I have a query that I run that outputs a list of data consisting of a date string and a count:
date_cnts = [(u'2014-06-27', 1),
(u'2014-06-29', 3),
(u'2014-06-30', 1),
(u'2014-07-01', 1),
(u'2014-07-02', 1),
(u'2014-07-09', 1),
(u'2014-07-10', 3),
(u'2014-07-11', 1),
(u'2014-07-12', 2),
(u'2014-07-14', 1),
(u'2014-07-15', 2),
(u'2014-07-17', 3),
(u'2014-07-18', 1),
(u'2014-07-20', 1),
(u'2014-07-21', 1),
(u'2014-07-23', 2),
(u'2014-07-26', 2),
(u'2014-07-27', 2),
(u'2014-07-28', 7),
(u'2014-07-29', 3),
(u'2014-07-31', 2),
(u'2014-08-01', 1),
(u'2014-08-05', 4),
(u'2014-08-07', 2),
(u'2014-08-08', 1),
(u'2014-08-13', 1),
(u'2014-08-14', 3),
(u'2014-08-15', 1),
(u'2014-08-16', 6),
(u'2014-08-17', 1),
(u'2014-08-18', 1),
(u'2014-08-20', 1),
(u'2014-08-24', 1),
(u'2014-08-25', 3),
(u'2014-08-29', 1),
(u'2014-08-30', 1),
(u'2014-09-03', 3),
(u'2014-09-13', 1),
(u'2014-09-14', 1),
(u'2014-09-24', 3),
(u'2014-10-20', 1),
(u'2014-10-24', 1),
(u'2014-11-05', 3),
(u'2014-11-09', 1),
(u'2014-11-12', 1),
(u'2014-11-13', 1),
(u'2014-11-14', 1),
(u'2014-11-18', 1),
(u'2014-11-19', 4),
(u'2014-11-22', 1),
(u'2014-11-26', 3),
(u'2014-11-28', 3),
(u'2014-12-01', 2),
(u'2014-12-02', 2),
(u'2014-12-04', 2),
(u'2014-12-05', 1),
(u'2014-12-06', 5),
(u'2014-12-11', 1),
(u'2014-12-15', 10)]
Notice that there are date gaps in this data set, indicating that the missing dates have a value of 0
.
My working (non-Pandas) version of code looks like this:
from matplotlib import pyplot as plt
x_val = [datetime.strptime(x[0],'%Y-%m-%d') for x in date_cnts]

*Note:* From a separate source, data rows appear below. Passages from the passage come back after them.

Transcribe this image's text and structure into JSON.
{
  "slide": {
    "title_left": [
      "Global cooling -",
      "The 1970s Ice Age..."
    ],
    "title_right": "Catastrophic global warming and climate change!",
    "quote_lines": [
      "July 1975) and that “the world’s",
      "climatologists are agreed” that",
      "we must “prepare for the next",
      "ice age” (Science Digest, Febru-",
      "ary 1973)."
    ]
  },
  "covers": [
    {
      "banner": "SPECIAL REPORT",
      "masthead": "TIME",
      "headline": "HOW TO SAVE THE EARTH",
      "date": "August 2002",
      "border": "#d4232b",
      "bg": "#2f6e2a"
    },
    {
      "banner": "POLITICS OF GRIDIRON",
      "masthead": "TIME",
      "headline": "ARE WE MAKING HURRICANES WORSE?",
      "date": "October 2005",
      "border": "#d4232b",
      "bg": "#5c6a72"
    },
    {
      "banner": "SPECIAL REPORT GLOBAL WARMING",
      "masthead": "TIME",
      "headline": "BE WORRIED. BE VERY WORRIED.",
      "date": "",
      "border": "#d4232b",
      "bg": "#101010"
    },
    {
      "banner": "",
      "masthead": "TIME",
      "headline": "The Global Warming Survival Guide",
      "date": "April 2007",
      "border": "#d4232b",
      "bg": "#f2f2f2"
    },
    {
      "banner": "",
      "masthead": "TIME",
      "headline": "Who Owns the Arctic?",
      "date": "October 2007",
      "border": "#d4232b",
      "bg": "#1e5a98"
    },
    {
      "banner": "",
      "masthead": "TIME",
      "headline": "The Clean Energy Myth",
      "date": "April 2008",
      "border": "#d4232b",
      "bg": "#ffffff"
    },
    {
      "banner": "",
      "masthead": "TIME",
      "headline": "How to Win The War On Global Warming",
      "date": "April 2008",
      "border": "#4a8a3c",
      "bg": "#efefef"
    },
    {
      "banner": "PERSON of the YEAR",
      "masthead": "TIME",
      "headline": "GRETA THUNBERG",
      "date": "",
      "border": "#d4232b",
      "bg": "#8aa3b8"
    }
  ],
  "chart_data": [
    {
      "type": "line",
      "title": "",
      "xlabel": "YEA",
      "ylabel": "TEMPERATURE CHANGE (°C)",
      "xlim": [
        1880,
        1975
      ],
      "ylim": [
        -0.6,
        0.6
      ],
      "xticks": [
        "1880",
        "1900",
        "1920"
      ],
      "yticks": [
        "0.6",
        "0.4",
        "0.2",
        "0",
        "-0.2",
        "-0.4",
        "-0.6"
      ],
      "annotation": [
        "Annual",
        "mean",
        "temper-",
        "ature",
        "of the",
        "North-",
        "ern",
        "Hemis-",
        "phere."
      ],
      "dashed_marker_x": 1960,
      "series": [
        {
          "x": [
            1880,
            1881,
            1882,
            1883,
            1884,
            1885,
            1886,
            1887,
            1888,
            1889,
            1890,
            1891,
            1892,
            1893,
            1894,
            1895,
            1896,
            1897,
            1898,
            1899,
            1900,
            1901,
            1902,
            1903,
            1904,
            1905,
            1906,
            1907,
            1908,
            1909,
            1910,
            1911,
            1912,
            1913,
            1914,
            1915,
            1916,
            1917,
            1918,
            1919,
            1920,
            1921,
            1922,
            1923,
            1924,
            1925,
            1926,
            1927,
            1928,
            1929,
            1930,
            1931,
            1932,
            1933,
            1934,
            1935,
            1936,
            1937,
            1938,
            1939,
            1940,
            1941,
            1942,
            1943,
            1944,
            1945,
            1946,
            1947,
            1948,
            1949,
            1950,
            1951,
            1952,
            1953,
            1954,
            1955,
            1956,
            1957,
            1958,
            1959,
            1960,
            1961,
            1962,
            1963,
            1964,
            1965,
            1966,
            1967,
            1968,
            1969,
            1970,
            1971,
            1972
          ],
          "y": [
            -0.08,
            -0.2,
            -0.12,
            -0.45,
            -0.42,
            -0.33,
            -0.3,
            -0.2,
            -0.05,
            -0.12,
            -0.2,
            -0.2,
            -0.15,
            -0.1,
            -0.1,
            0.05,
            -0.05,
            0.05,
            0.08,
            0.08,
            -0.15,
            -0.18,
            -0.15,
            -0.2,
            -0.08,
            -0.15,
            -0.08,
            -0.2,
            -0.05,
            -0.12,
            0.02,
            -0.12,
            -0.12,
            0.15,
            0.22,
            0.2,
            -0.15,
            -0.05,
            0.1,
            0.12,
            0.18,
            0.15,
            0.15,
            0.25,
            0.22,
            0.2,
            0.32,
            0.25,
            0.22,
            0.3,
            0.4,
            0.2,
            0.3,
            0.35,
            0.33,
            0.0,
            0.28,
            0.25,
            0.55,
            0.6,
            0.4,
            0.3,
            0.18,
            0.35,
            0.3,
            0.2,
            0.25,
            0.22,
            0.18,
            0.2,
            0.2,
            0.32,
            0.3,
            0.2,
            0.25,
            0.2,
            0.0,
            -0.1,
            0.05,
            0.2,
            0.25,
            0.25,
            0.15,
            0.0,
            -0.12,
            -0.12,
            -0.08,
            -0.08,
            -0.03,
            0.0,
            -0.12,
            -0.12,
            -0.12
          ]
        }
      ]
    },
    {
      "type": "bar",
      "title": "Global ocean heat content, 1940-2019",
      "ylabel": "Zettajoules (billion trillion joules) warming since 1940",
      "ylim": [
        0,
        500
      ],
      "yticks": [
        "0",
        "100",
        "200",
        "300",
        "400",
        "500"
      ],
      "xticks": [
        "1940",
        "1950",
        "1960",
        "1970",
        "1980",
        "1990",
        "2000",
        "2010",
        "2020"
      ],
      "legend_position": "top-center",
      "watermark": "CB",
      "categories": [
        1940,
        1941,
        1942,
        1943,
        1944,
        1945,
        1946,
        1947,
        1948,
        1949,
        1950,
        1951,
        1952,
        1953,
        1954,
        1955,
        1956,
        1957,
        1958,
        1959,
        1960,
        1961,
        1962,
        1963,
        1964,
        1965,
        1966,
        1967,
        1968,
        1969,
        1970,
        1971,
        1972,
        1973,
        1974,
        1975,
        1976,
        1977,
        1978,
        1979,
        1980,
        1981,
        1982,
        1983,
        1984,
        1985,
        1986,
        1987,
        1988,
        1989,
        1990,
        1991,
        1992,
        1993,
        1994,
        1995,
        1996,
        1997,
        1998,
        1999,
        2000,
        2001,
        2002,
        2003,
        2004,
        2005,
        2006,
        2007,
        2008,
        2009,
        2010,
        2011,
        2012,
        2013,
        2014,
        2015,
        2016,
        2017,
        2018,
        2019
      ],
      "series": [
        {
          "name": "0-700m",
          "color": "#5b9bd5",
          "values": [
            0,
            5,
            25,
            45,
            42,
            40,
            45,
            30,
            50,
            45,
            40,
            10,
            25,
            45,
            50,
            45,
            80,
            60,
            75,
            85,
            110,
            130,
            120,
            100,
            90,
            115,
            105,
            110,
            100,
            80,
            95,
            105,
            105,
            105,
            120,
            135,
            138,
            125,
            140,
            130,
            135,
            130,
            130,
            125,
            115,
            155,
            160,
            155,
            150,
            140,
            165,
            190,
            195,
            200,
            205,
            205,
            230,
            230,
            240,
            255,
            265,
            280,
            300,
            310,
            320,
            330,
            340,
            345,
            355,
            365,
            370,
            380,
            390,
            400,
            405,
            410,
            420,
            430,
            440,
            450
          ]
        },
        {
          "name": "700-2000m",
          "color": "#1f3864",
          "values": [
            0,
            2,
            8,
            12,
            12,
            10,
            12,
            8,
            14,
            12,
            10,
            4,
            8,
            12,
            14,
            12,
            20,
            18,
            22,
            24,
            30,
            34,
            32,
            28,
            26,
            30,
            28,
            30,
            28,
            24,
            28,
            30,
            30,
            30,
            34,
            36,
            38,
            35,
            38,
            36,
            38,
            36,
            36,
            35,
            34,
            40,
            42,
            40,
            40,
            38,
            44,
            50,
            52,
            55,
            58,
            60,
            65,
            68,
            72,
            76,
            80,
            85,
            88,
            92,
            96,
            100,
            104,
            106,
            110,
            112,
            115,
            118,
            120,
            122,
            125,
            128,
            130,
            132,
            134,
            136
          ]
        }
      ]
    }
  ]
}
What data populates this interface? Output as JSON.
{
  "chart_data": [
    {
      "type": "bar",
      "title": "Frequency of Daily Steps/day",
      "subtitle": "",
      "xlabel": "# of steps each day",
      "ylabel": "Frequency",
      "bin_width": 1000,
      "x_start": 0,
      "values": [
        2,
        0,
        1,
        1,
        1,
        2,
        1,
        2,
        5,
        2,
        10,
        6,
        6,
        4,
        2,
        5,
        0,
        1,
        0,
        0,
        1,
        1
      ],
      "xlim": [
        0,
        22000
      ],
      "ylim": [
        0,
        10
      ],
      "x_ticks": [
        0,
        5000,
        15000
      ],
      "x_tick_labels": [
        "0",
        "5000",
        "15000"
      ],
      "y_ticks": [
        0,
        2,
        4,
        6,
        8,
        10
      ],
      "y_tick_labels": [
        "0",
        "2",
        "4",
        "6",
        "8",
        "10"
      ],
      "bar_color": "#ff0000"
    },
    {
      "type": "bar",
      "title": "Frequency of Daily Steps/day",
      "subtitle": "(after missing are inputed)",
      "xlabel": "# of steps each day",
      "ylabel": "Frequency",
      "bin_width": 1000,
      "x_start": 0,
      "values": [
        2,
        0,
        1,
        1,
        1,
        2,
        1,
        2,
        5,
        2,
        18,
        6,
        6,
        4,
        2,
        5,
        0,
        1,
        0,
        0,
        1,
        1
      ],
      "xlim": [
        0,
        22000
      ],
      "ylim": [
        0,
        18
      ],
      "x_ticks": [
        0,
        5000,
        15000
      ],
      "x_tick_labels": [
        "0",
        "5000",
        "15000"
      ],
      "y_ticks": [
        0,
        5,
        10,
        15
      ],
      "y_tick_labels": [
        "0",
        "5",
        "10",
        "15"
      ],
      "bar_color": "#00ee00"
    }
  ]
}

y_val = [x[1] for x in date_cnts]
plt.bar(x_val, y_val)
plt.grid(True)
plt.show()
This outputs this image:
Now, if I convert my query results to a Panda's dataframe
Date Count
0 2014-06-27 1
1 2014-06-29 3
2 2014-06-30 1
3 2014-07-01 1
4 2014-07-02 1
5 2014-07-09 1
6 2014-07-10 3
7 2014-07-11 1
8 2014-07-12 2
9 2014-07-14 1
10 2014-07-15 2
11 2014-07-17 3
12 2014-07-18 1
13 2014-07-20 1
14 2014-07-21 1
15 2014-07-23 2
16 2014-07-26 2
17 2014-07-27 2
18 2014-07-28 7
19 2014-07-29 3
20 2014-07-31 2
21 2014-08-01 1
22 2014-08-05 4
23 2014-08-07 2
24 2014-08-08 1
25 2014-08-13 1
26 2014-08-14 3
27 2014-08-15 1
28 2014-08-16 6
29 2014-08-17 1
30 2014-08-18 1
31 2014-08-20 1
32 2014-08-24 1
33 2014-08-25 3
34 2014-08-29 1
35 2014-08-30 1
36 2014-09-03 3
37 2014-09-13 1
38 2014-09-14 1
39 2014-09-24 3
40 2014-10-20 1
41 2014-10-24 1
42 2014-11-05 3
43 2014-11-09 1
44 2014-11-12 1
45 2014-11-13 1
46 2014-11-14 1
47 2014-11-18 1
48 2014-11-19 4
49 2014-11-22 1
50 2014-11-26 3
51 2014-11-28 3
52 2014-12-01 2
53 2014-12-02 2
54 2014-12-04 2
55 2014-12-05 1
56 2014-12-06 5
57 2014-12-11 1
58 2014-12-15 10
And utilize the simple Panda's wrapper to plot this:
plt.figure()
df.plot(kind='bar', grid=True, legend=False, x='Date', y=u'Count')
plt.show()
I get this result. Notice that my missing days do not appear in this graph.
How do I readd the gaps (and 0
values) where my dates do not exist in the DataFrame?
The reason I want to utilize Pandas is to take advantage of some of it's other features (most importantly, a rolling average).